So my last physical therapy update I was shrugged off and dismissed right?
Well I had to move an appointment because my big woke me up with vomit. JOY.
Let me set the stage. Husband had gone to work super early, taken Little to daycare, and Big had climbed into bed with me. Big asked Husband for some milk, Husband got said milk and James drank it. Sometime early in the morning Big starts coughing (he's had that cough for a while) and I'm all "its ok, go back to sleep" when he's all "no mommy, I'm puking" and then he vomits all over me, the bed, the sheets, the comforter, blankets, etc.
G-R-E-A-T morning.
So I call the PT office to move everything since I don't know if it was a bug, the milk, or he stuck his finger down there or anything. Don't worry, Big is ok! But I got to see a different PT for my 3rd visit. And he had me do the clam-shells and these other things but this time, he had me use weight (or resistance) And I felt fine during. But after, when I went to take James to the park I started to feel awful. And that started me being in significant pain, because you see, after my previous appointment I was in some pain- but it was a better average pain not a bunch of spiking overwhelming sudden type pain (if that makes sense? I'm not always sure).
Please note that all these sessions are done in one room- so while they are working on me, they are also doing others.
Later that week I tell the Blonde One that hey, this is hurting pretty bad- but only after she just set me on my routine while she attended to another girl and gossiped about true detective for about half of the session time. Well Blonde One reiterates that the pain is normal, shes not sure what to do for me but just keep going. So I'm left with nothing.

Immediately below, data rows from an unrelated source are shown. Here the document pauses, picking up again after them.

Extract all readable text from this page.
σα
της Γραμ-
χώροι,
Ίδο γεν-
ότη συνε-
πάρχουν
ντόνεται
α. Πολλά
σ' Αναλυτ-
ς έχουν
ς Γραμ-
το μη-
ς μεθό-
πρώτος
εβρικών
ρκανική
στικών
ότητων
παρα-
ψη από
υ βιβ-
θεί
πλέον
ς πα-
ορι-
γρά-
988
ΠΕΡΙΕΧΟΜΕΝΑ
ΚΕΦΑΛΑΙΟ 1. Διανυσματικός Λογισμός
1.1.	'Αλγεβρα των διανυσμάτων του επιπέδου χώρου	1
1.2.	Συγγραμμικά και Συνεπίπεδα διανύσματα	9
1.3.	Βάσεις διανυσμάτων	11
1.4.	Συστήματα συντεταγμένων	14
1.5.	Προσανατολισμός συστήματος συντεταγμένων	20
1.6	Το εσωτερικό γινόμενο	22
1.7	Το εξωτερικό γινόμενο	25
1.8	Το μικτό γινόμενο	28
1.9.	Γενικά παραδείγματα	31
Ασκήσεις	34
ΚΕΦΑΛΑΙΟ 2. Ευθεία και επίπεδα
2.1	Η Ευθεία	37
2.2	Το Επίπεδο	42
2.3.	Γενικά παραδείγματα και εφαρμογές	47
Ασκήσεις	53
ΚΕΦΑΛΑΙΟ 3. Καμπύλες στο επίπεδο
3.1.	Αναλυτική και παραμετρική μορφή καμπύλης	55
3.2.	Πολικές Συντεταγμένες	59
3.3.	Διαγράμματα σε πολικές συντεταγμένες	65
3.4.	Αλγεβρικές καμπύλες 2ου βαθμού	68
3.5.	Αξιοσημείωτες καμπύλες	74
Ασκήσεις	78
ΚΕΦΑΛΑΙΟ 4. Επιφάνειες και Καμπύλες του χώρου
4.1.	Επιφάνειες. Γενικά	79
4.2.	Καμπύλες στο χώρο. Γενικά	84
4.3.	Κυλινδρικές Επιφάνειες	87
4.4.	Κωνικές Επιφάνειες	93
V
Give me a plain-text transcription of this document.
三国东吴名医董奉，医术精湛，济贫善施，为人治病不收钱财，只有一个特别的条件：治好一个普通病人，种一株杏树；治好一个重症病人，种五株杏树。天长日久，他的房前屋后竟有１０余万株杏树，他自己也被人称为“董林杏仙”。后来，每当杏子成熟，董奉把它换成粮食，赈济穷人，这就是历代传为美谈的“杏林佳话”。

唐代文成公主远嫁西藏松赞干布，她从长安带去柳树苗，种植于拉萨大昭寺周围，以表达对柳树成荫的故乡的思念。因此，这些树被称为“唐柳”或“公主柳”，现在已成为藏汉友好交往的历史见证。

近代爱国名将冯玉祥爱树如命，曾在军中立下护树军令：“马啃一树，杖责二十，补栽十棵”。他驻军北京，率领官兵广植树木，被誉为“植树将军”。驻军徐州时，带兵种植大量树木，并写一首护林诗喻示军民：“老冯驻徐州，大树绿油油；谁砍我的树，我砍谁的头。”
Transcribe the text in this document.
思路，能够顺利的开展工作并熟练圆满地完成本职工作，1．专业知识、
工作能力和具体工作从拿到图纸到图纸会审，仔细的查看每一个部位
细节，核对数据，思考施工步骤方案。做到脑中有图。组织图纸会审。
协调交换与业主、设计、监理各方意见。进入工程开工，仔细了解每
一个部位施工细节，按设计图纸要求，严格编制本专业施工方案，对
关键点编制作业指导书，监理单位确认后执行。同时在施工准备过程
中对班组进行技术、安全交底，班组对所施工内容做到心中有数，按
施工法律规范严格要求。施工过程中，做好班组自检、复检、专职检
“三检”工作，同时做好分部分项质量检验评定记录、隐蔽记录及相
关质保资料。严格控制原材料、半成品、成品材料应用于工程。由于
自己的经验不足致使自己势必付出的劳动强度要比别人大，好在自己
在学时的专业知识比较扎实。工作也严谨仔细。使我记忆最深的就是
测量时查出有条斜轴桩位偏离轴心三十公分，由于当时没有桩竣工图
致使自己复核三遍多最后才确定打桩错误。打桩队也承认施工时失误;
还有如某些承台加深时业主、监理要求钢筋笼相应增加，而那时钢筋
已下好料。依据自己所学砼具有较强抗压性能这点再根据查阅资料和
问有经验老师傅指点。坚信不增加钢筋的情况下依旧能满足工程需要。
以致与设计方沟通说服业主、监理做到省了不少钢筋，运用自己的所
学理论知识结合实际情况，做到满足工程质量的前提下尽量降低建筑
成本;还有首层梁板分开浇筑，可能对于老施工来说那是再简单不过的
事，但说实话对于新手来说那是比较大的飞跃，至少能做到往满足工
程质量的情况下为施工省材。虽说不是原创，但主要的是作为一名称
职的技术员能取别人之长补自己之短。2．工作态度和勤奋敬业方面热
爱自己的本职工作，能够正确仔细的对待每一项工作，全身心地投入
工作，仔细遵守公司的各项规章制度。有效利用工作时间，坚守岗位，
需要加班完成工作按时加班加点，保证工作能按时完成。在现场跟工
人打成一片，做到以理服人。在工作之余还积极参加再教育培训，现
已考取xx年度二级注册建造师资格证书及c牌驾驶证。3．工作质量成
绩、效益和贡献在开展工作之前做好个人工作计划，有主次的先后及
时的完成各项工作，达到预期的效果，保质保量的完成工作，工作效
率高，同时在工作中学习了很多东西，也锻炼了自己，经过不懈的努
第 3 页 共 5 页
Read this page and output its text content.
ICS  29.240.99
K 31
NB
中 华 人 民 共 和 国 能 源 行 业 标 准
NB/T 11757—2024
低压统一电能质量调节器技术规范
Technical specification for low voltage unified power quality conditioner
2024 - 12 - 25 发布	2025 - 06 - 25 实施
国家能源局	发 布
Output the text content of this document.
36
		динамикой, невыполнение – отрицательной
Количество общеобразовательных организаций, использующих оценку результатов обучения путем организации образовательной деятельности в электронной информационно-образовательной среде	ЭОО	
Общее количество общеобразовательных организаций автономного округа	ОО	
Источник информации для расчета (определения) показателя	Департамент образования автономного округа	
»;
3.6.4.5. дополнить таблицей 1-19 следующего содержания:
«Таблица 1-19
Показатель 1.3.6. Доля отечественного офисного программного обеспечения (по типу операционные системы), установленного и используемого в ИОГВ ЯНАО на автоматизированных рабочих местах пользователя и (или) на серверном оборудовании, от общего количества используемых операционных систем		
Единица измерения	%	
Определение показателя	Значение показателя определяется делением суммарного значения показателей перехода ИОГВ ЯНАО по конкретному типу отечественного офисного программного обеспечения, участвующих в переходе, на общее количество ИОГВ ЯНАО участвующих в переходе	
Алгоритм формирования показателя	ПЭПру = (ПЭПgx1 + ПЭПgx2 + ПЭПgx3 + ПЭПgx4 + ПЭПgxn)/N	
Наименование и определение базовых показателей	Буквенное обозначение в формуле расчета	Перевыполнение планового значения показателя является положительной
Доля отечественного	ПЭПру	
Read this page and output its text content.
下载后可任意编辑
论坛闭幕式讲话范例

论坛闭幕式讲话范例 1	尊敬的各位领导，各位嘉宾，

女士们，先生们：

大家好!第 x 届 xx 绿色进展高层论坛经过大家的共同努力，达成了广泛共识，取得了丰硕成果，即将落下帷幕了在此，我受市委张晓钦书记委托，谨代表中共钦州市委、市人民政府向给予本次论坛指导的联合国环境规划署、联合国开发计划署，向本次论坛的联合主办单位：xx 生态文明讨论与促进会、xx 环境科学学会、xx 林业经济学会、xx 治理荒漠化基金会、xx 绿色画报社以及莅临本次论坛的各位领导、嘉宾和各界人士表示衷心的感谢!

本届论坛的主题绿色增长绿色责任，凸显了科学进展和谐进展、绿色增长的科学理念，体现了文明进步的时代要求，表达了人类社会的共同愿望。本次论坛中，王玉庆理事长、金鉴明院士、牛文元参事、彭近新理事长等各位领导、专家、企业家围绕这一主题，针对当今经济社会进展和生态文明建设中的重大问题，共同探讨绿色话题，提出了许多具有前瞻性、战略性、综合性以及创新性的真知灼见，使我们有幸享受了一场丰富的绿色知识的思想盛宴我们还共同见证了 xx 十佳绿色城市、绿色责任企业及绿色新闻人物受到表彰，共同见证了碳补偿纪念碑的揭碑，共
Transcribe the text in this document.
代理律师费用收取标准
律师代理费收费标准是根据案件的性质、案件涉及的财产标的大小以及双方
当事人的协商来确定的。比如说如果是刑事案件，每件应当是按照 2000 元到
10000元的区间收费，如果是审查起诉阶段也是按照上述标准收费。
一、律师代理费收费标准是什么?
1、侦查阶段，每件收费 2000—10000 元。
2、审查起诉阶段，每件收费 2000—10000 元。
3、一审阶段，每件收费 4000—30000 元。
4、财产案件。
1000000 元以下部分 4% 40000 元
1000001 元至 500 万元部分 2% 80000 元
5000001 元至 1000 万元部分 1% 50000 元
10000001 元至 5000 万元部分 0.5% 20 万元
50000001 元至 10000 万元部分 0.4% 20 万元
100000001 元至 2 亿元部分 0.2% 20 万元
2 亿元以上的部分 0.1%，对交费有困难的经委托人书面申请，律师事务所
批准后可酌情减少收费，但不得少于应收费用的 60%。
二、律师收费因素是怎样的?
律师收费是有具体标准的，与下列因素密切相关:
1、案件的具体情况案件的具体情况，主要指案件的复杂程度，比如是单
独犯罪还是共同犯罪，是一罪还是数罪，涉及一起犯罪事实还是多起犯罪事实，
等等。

And then this guy (he's not a PT but an employee doing eval's for companies) tells this story about the bumble bee. I'm not sure of its origins but it goes something like this:
A professor asks his students for the final exam to explain how bumble bee's fly using formulas (this is some sort of specific class Physics? Aerodynamics?) So the end of the semester comes and nobody can explain it and the professor basically says "because it (the bee) knows it can"
Of course this guy tells it so much better than my measly little blip- but it related to this girl (I'll call her true blood girl) and he basically said when she first came in she lacked confidence, and now that she had it she was doing so much better)
Well after that little heartfelt moment she comes over to me and basically we are talking about the walking she wants me to do- and I was all well it hurts after so many feet. She turned to me and said, well you heard that story- you cant walk a mile at 2-blank because you lack confidence. there is no good reason for you to not be able to walk a mile. I'm (she said 30 something- so she's a blonde single crazy cat lady- haha) and blah blah blah.
I don't even think I can tell you how much I hated her.
I'm in my mid 20's and went from a lifestyle of hiking with my husband and kids, I would stand for 10-12 hours straight. I could hold my infant son, I could kick a ball, I could run, I could walk, I could climb, I could sit in an office chair and play a video game. I could do my fucking dishes (Seriously, do you know how many dishes a family of 4 produces??)
I. Do. Not. Lack. Confidence.
I carried two kids to term, and gave birth with out medication while working 50 hours a week. I endured pitocin with no painkillers, I endured threats of demotion while pregnant, I endured tears to my ligaments and groin with mt first pregnancy because I was trying to measure up. I endured constant down talk from customers, invasive personal questions from strangers. I have done things I dont even think 30 year old physical therapist barbie could imagine.
I do not, in any way, lack confidence.
I now know I lacked a competent physical therapist.
I go to the park as ordered to walk the loop with my Big.